Özpetek-Büyüküstün fotoğrafı: Milliyet Sanat dergisinin Mart 2017 sayısında yayınlanan Ferzan Özpetek-Tuba Büyüküstün fotoğrafı, 18 Mart’ta Hürriyet’te Ertuğrul Özkök’ün köşesinde de yayınlandı. Milliyet Sanat dergisinde fotoğrafları çekenin ismi İbrahim Akgün olarak verilmiş! Ama Milliyet internet sitesinde 3 Mart’ta yayınlanan haberde fotoğrafı Muhsin Akgün’ün çektiği yazıyor. Nitekim Instagram’da Muhsin Akgün’ün kendi hesabında, Muhsin Akgün Stüdyosu hesabında ve Ferzan Özpetek’in hesabında fotoğrafları Muhsin Akgün’ün çektiği belirtilmiş. Dahası Hürriyet’in fotoğraf arşivine de öyle kaydedilmiş! Bu durumda Muhsin Akgün’ün ID İletişim aracılığıyla ücreti karşılığında çektiği fotoğrafın kadrolu olduğu gazetesi Hürriyet’te “Milliyet Sanat” imzasıyla yayınlandığı net.

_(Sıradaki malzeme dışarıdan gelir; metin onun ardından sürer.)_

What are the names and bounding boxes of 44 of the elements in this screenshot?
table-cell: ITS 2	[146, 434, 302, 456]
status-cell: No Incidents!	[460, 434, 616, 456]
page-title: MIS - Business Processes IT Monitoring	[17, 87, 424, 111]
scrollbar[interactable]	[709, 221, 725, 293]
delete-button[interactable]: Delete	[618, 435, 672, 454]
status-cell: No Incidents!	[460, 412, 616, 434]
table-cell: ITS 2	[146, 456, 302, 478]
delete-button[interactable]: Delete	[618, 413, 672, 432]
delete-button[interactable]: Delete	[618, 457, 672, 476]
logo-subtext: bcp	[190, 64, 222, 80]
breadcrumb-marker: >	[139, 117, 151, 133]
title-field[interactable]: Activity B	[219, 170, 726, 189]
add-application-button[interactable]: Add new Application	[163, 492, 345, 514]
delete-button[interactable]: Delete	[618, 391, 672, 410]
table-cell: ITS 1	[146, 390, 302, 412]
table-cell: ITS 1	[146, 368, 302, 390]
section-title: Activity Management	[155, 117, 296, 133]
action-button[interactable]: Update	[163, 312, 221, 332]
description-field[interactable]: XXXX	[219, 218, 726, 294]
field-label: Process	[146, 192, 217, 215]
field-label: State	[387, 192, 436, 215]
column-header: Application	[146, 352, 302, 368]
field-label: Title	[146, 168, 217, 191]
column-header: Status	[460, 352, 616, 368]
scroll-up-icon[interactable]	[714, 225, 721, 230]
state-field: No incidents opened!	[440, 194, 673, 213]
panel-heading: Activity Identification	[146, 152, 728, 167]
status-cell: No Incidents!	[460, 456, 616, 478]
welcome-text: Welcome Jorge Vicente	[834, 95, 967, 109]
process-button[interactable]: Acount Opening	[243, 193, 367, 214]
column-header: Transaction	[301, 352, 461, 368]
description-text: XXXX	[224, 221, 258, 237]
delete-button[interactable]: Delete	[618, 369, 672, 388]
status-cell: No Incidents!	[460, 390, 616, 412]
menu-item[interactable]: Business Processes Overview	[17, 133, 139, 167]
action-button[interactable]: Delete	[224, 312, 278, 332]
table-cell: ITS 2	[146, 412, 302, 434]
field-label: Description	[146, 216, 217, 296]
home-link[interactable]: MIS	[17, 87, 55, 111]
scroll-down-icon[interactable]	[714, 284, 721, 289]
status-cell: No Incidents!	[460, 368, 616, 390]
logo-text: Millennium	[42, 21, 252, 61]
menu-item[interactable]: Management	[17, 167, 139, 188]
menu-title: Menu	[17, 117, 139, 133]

75 dolarlık ücret: Ferzan Özpetek-Tuba Büyüküstün fotoğrafı için Milliyet Sanat’a ücret ödendiğini duymuştum. Hürriyet’te konuyla ilgili olduğunu düşündüğüm kişiye e-postayla sordum. O da Milliyet ile de görüşerek “75 dolarlık bir fatura gönderildi daha sonra alacaklarımıza karşılık anlaşmalı olarak faturalar iptal edildi” yanıtı verdi. Bu bilgiye güvenerek Özkök’ün köşesinde kullanılan fotoğraf için 75 dolarlık fatura çıkarıldığını yazdım. Belge aramamakla hata etmişim. Yazı çıktıktan sonra Hürriyet ve Milliyet’te bu ücrete dair belge bulamadım. Bu konuyu doğrulayamadım.

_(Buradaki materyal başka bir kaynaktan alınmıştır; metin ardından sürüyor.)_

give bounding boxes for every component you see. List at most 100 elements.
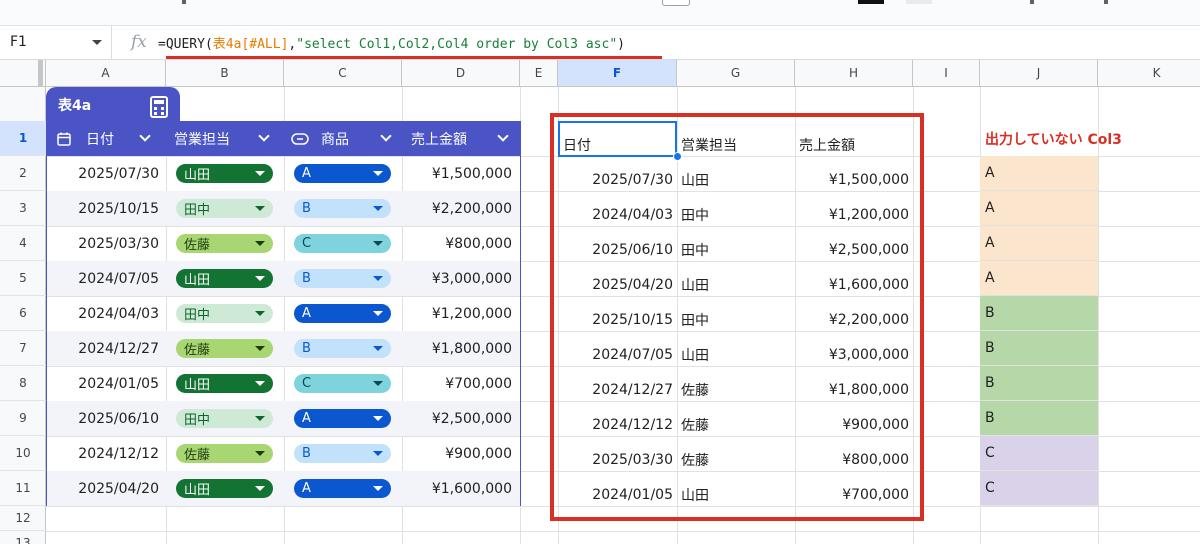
column-header-amount[interactable]: 売上金額 (411, 121, 511, 156)
date-cell[interactable]: 2025/07/30 (47, 156, 159, 191)
fill-color-swatch[interactable] (906, 0, 932, 4)
chevron-down-icon[interactable] (373, 486, 383, 491)
amount-cell[interactable]: ¥1,200,000 (402, 296, 512, 331)
row-header[interactable]: 10 (0, 436, 46, 471)
date-cell[interactable]: 2025/10/15 (47, 191, 159, 226)
col3-value-cell[interactable]: C (980, 471, 1098, 506)
col3-value-cell[interactable]: A (980, 226, 1098, 261)
col3-value-cell[interactable]: C (980, 436, 1098, 471)
product-dropdown-chip[interactable]: C (294, 234, 391, 253)
chevron-down-icon[interactable] (255, 171, 265, 176)
product-dropdown-chip[interactable]: A (294, 409, 391, 428)
date-cell[interactable]: 2025/03/30 (47, 226, 159, 261)
row-header[interactable]: 4 (0, 226, 46, 261)
toolbar-button[interactable] (662, 0, 690, 6)
chevron-down-icon[interactable] (92, 40, 102, 45)
chevron-down-icon[interactable] (373, 346, 383, 351)
rep-dropdown-chip[interactable]: 山田 (176, 164, 273, 183)
column-header[interactable]: B (166, 60, 284, 86)
product-dropdown-chip[interactable]: B (294, 269, 391, 288)
date-cell[interactable]: 2024/07/05 (47, 261, 159, 296)
chevron-down-icon[interactable] (373, 451, 383, 456)
amount-cell[interactable]: ¥3,000,000 (402, 261, 512, 296)
row-header[interactable]: 1 (0, 121, 46, 156)
row-header[interactable]: 13 (0, 531, 46, 544)
chevron-down-icon[interactable] (255, 276, 265, 281)
col3-value-cell[interactable]: B (980, 401, 1098, 436)
chevron-down-icon[interactable] (373, 311, 383, 316)
column-header[interactable]: A (46, 60, 166, 86)
select-all-corner[interactable] (0, 60, 46, 86)
amount-cell[interactable]: ¥1,600,000 (402, 471, 512, 506)
date-cell[interactable]: 2025/06/10 (47, 401, 159, 436)
row-header[interactable]: 5 (0, 261, 46, 296)
toolbar-icon[interactable] (1104, 0, 1108, 4)
text-color-swatch[interactable] (858, 0, 884, 4)
amount-cell[interactable]: ¥1,800,000 (402, 331, 512, 366)
chevron-down-icon[interactable] (255, 486, 265, 491)
chevron-down-icon[interactable] (255, 241, 265, 246)
name-box[interactable]: F1 (0, 26, 112, 59)
product-dropdown-chip[interactable]: A (294, 304, 391, 323)
column-header[interactable]: C (284, 60, 402, 86)
amount-cell[interactable]: ¥700,000 (402, 366, 512, 401)
col3-value-cell[interactable]: A (980, 261, 1098, 296)
rep-dropdown-chip[interactable]: 田中 (176, 304, 273, 323)
amount-cell[interactable]: ¥800,000 (402, 226, 512, 261)
column-header[interactable]: H (795, 60, 913, 86)
row-header[interactable]: 2 (0, 156, 46, 191)
rep-dropdown-chip[interactable]: 山田 (176, 479, 273, 498)
column-header[interactable]: I (913, 60, 980, 86)
product-dropdown-chip[interactable]: B (294, 339, 391, 358)
chevron-down-icon[interactable] (373, 381, 383, 386)
amount-cell[interactable]: ¥900,000 (402, 436, 512, 471)
chevron-down-icon[interactable] (255, 416, 265, 421)
col3-value-cell[interactable]: B (980, 296, 1098, 331)
column-header-rep[interactable]: 営業担当 (174, 121, 284, 156)
column-header[interactable]: E (520, 60, 558, 86)
rep-dropdown-chip[interactable]: 山田 (176, 374, 273, 393)
formula-input[interactable]: =QUERY(表4a[#ALL],"select Col1,Col2,Col4 … (158, 33, 625, 52)
product-dropdown-chip[interactable]: A (294, 479, 391, 498)
col3-value-cell[interactable]: B (980, 331, 1098, 366)
date-cell[interactable]: 2024/04/03 (47, 296, 159, 331)
col3-value-cell[interactable]: B (980, 366, 1098, 401)
chevron-down-icon[interactable] (373, 416, 383, 421)
product-dropdown-chip[interactable]: B (294, 444, 391, 463)
rep-dropdown-chip[interactable]: 佐藤 (176, 339, 273, 358)
col3-annotation-title[interactable]: 出力していない Col3 (985, 121, 1122, 156)
chevron-down-icon[interactable] (373, 171, 383, 176)
chevron-down-icon[interactable] (255, 346, 265, 351)
chevron-down-icon[interactable] (255, 381, 265, 386)
product-dropdown-chip[interactable]: A (294, 164, 391, 183)
rep-dropdown-chip[interactable]: 田中 (176, 409, 273, 428)
col3-value-cell[interactable]: A (980, 156, 1098, 191)
rep-dropdown-chip[interactable]: 山田 (176, 269, 273, 288)
calculator-icon[interactable] (144, 94, 174, 120)
column-header[interactable]: J (980, 60, 1098, 86)
date-cell[interactable]: 2024/12/27 (47, 331, 159, 366)
row-header[interactable]: 7 (0, 331, 46, 366)
chevron-down-icon[interactable] (255, 311, 265, 316)
toolbar-icon[interactable] (1030, 0, 1034, 4)
row-header[interactable]: 11 (0, 471, 46, 506)
row-header[interactable]: 3 (0, 191, 46, 226)
chevron-down-icon[interactable] (373, 241, 383, 246)
chevron-down-icon[interactable] (373, 206, 383, 211)
col3-value-cell[interactable]: A (980, 191, 1098, 226)
date-cell[interactable]: 2024/12/12 (47, 436, 159, 471)
product-dropdown-chip[interactable]: C (294, 374, 391, 393)
chevron-down-icon[interactable] (373, 276, 383, 281)
rep-dropdown-chip[interactable]: 佐藤 (176, 444, 273, 463)
row-header[interactable]: 9 (0, 401, 46, 436)
rep-dropdown-chip[interactable]: 佐藤 (176, 234, 273, 253)
row-header[interactable]: 12 (0, 506, 46, 531)
column-header[interactable]: D (402, 60, 520, 86)
chevron-down-icon[interactable] (255, 206, 265, 211)
toolbar-icon[interactable] (182, 0, 186, 4)
row-header[interactable]: 8 (0, 366, 46, 401)
table-name[interactable]: 表4a (58, 95, 91, 115)
name-box-value[interactable]: F1 (10, 34, 27, 50)
amount-cell[interactable]: ¥1,500,000 (402, 156, 512, 191)
date-cell[interactable]: 2024/01/05 (47, 366, 159, 401)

Ama zaten Hürriyet’ten telif isteyip istememek Akgün’ün değil Milliyet’in bileceği iş. Akgün, “75 dolar” meselesine dayanarak piyasaya iş yaptığı gerçeğini örtbas edemez. Yazımda temel olan, Akgün’ün stüdyo kurması ve yıllardır ücretle dışarıda iş yapması, onun çektiği fotoğrafın Hürriyet’te “Milliyet Sanat” imzasıyla yayınlanmasıydı. Bunların belgeleri de elimde.

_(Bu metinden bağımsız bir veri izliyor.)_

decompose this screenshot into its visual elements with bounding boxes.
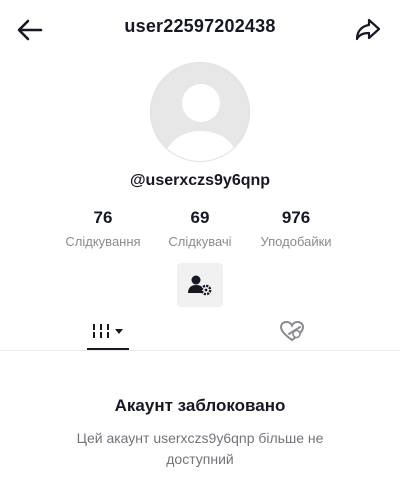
header: user22597202438 xyxy=(0,0,400,58)
profile-page: user22597202438 @userxczs9y6qnp 76 Слідк… xyxy=(0,0,400,501)
blocked-message: Цей акаунт userxczs9y6qnp більше не дост… xyxy=(76,430,324,467)
tabs-divider xyxy=(0,350,400,351)
blocked-title: Акаунт заблоковано xyxy=(114,396,286,415)
followers-count: 69 xyxy=(190,208,210,227)
default-avatar-icon xyxy=(151,63,249,161)
user-settings-icon xyxy=(188,275,212,296)
stat-likes[interactable]: 976 Уподобайки xyxy=(241,208,351,249)
profile-username: @userxczs9y6qnp xyxy=(129,172,271,189)
stat-following[interactable]: 76 Слідкування xyxy=(48,208,158,249)
likes-count: 976 xyxy=(281,208,311,227)
stat-followers[interactable]: 69 Слідкувачі xyxy=(145,208,255,249)
header-title: user22597202438 xyxy=(124,16,276,36)
following-count: 76 xyxy=(93,208,113,227)
stats-row: 76 Слідкування 69 Слідкувачі 976 Уподоба… xyxy=(0,208,400,256)
tab-liked[interactable] xyxy=(276,312,308,350)
following-label: Слідкування xyxy=(65,234,141,249)
likes-label: Уподобайки xyxy=(260,234,332,249)
heart-hidden-icon xyxy=(279,320,305,342)
share-button[interactable] xyxy=(352,14,384,46)
followers-label: Слідкувачі xyxy=(168,234,232,249)
grid-bars-dropdown-icon xyxy=(91,324,123,338)
share-arrow-icon xyxy=(355,18,381,41)
content-tabs xyxy=(0,312,400,350)
avatar[interactable] xyxy=(150,62,250,162)
tab-videos[interactable] xyxy=(87,312,129,350)
profile-settings-button[interactable] xyxy=(177,263,223,307)
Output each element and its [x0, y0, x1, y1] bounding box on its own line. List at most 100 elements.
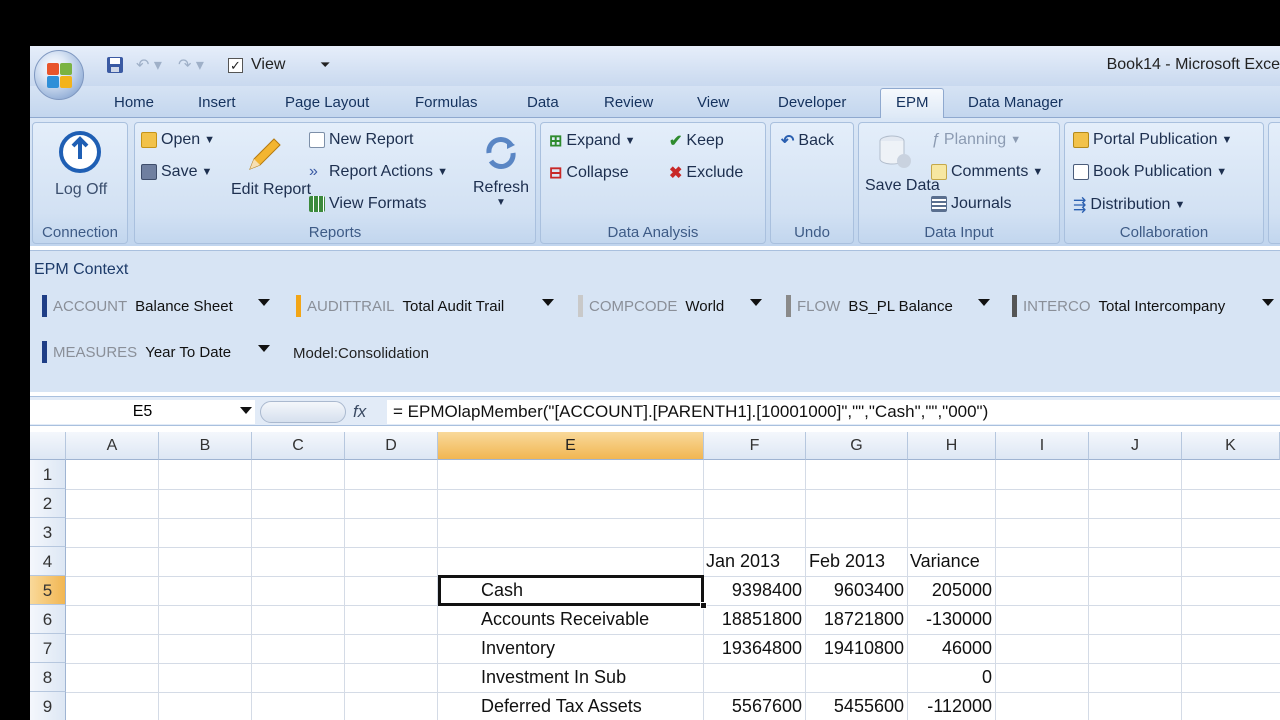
- cell-g9[interactable]: 5455600: [806, 692, 904, 720]
- save-data-button[interactable]: Save Data: [865, 131, 940, 195]
- excel-window: ↶ ▾ ↷ ▾ ✓ View ⏷ Book14 - Microsoft Exce…: [30, 46, 1280, 720]
- tab-home[interactable]: Home: [114, 94, 154, 111]
- cell-e9[interactable]: Deferred Tax Assets: [481, 692, 642, 720]
- comments-button[interactable]: Comments ▼: [931, 163, 1043, 181]
- planning-button[interactable]: ƒ Planning ▼: [931, 131, 1021, 149]
- column-header[interactable]: H: [908, 432, 996, 460]
- cell-f7[interactable]: 19364800: [704, 634, 802, 663]
- fill-handle[interactable]: [700, 602, 707, 609]
- row-header[interactable]: 3: [30, 518, 66, 547]
- tab-formulas[interactable]: Formulas: [415, 94, 478, 111]
- tab-data-manager[interactable]: Data Manager: [968, 94, 1063, 111]
- redo-icon[interactable]: ↷ ▾: [178, 54, 204, 76]
- worksheet-grid[interactable]: A B C D E F G H I J K 1 2 3 4 5 6 7 8 9 …: [30, 432, 1280, 720]
- open-button[interactable]: Open ▼: [141, 131, 215, 149]
- cell-f4[interactable]: Jan 2013: [706, 547, 780, 576]
- column-header[interactable]: A: [66, 432, 159, 460]
- save-report-button[interactable]: Save ▼: [141, 163, 212, 181]
- dropdown-flow[interactable]: FLOW BS_PL Balance: [786, 293, 994, 319]
- back-button[interactable]: ↶ Back: [781, 131, 834, 151]
- cell-h9[interactable]: -112000: [908, 692, 992, 720]
- cell-g7[interactable]: 19410800: [806, 634, 904, 663]
- row-header[interactable]: 4: [30, 547, 66, 576]
- cell-h7[interactable]: 46000: [908, 634, 992, 663]
- cell-h5[interactable]: 205000: [908, 576, 992, 605]
- new-report-button[interactable]: New Report: [309, 131, 413, 149]
- row-header[interactable]: 8: [30, 663, 66, 692]
- cell-e8[interactable]: Investment In Sub: [481, 663, 626, 692]
- book-publication-icon: [1073, 164, 1089, 180]
- undo-icon[interactable]: ↶ ▾: [136, 54, 162, 76]
- portal-publication-icon: [1073, 132, 1089, 148]
- chevron-down-icon[interactable]: [240, 407, 252, 414]
- view-checkbox[interactable]: ✓ View: [228, 54, 285, 76]
- group-data-input: Save Data ƒ Planning ▼ Comments ▼ Journals…: [858, 122, 1060, 244]
- row-header[interactable]: 1: [30, 460, 66, 489]
- journals-button[interactable]: Journals: [931, 195, 1011, 213]
- formula-input[interactable]: = EPMOlapMember("[ACCOUNT].[PARENTH1].[1…: [387, 400, 1280, 424]
- cell-h4[interactable]: Variance: [910, 547, 980, 576]
- column-header-selected[interactable]: E: [438, 432, 704, 460]
- cell-f5[interactable]: 9398400: [704, 576, 802, 605]
- tab-data[interactable]: Data: [527, 94, 559, 111]
- row-header-selected[interactable]: 5: [30, 576, 66, 605]
- tab-view[interactable]: View: [697, 94, 729, 111]
- cell-e7[interactable]: Inventory: [481, 634, 555, 663]
- cell-f8[interactable]: [704, 663, 802, 692]
- column-header[interactable]: C: [252, 432, 345, 460]
- edit-report-button[interactable]: Edit Report: [231, 133, 311, 199]
- dropdown-audittrail[interactable]: AUDITTRAIL Total Audit Trail: [296, 293, 558, 319]
- collapse-button[interactable]: ⊟ Collapse: [549, 163, 629, 183]
- cell-h8[interactable]: 0: [908, 663, 992, 692]
- cell-g5[interactable]: 9603400: [806, 576, 904, 605]
- portal-publication-label: Portal Publication: [1093, 131, 1218, 148]
- row-header[interactable]: 2: [30, 489, 66, 518]
- distribution-button[interactable]: ⇶ Distribution ▼: [1073, 195, 1185, 215]
- row-header[interactable]: 9: [30, 692, 66, 720]
- title-bar: ↶ ▾ ↷ ▾ ✓ View ⏷ Book14 - Microsoft Exce: [30, 46, 1280, 86]
- tab-developer[interactable]: Developer: [778, 94, 846, 111]
- tab-insert[interactable]: Insert: [198, 94, 236, 111]
- exclude-button[interactable]: ✖ Exclude: [669, 163, 743, 183]
- row-header[interactable]: 7: [30, 634, 66, 663]
- select-all-corner[interactable]: [30, 432, 66, 460]
- save-icon[interactable]: [106, 54, 124, 76]
- dropdown-measures[interactable]: MEASURES Year To Date: [42, 339, 274, 365]
- view-formats-button[interactable]: View Formats: [309, 195, 427, 213]
- expand-button[interactable]: ⊞ Expand ▼: [549, 131, 636, 151]
- column-header[interactable]: F: [704, 432, 806, 460]
- double-chevron-icon: »: [309, 163, 318, 180]
- portal-publication-button[interactable]: Portal Publication ▼: [1073, 131, 1232, 149]
- insert-function-icon[interactable]: fx: [353, 402, 366, 422]
- column-header[interactable]: D: [345, 432, 438, 460]
- dropdown-account[interactable]: ACCOUNT Balance Sheet: [42, 293, 274, 319]
- cell-g6[interactable]: 18721800: [806, 605, 904, 634]
- report-actions-label: Report Actions: [329, 163, 434, 180]
- tab-epm[interactable]: EPM: [896, 94, 929, 111]
- name-box[interactable]: E5: [30, 400, 255, 424]
- cell-g8[interactable]: [806, 663, 904, 692]
- cell-f9[interactable]: 5567600: [704, 692, 802, 720]
- tab-review[interactable]: Review: [604, 94, 653, 111]
- formula-bar-splitter[interactable]: [260, 401, 346, 423]
- column-header[interactable]: I: [996, 432, 1089, 460]
- report-actions-button[interactable]: » Report Actions ▼: [309, 163, 448, 181]
- dropdown-interco[interactable]: INTERCO Total Intercompany: [1012, 293, 1278, 319]
- tab-page-layout[interactable]: Page Layout: [285, 94, 369, 111]
- row-header[interactable]: 6: [30, 605, 66, 634]
- column-header[interactable]: G: [806, 432, 908, 460]
- refresh-button[interactable]: Refresh ▼: [469, 133, 533, 208]
- cell-h6[interactable]: -130000: [908, 605, 992, 634]
- column-header[interactable]: B: [159, 432, 252, 460]
- column-header[interactable]: J: [1089, 432, 1182, 460]
- column-header[interactable]: K: [1182, 432, 1280, 460]
- cell-g4[interactable]: Feb 2013: [809, 547, 885, 576]
- office-button[interactable]: [34, 50, 84, 100]
- keep-button[interactable]: ✔ Keep: [669, 131, 724, 151]
- book-publication-button[interactable]: Book Publication ▼: [1073, 163, 1227, 181]
- cell-f6[interactable]: 18851800: [704, 605, 802, 634]
- customize-qat-icon[interactable]: ⏷: [320, 54, 330, 76]
- dropdown-compcode[interactable]: COMPCODE World: [578, 293, 766, 319]
- log-off-button[interactable]: Log Off: [55, 129, 107, 199]
- cell-e6[interactable]: Accounts Receivable: [481, 605, 649, 634]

Hürriyet’in kadrolu bir elemanının yazılı izin almadan dışarıya iş yapması, sözleşmeye, Disiplin Yönetmeliği’ne ve Yayın İlkeleri’ne aykırı. Bütün Hürriyet çalışanları gibi Muhsin Akgün’ün de Hürriyet’i kartvizit olarak kullanıp çıkar ilişkileri kurmaya, bunun üzerinden gelir elde etmeye hakkı yok. Esnaflık başkadır, gazetecilik başka. Gazeteci, gazeteci kalmalı.
OKURDAN KISA KISA
FERDA Ferih: “37 kez bıçaklanıp boğazı kesilmişti” haberindeki fotoğraf yanlış. O fotoğraf öldürülen kişiye ait değil, başkası. (9 Temmuz)
Ali Çulha: “NBA’de en çok kazanan oyuncu rekoru el değiştirdi” haberi yanlış. James Harden’in mevcut sözleşmesi 2018/19 sezonunda bitiyor. Kalan iki sezona dört sezon daha eklendi; yani toplam altı sezon için 228 milyon alacak. Dolayısıyla yıllık kazancı 57 milyon dolar değil. (10 Temmuz)
Gökhan Şahin: Son zamanlarda internette artan gereksiz galerileriniz yüzünden okumak zorlaştı. Buna dur demeyecek misiniz?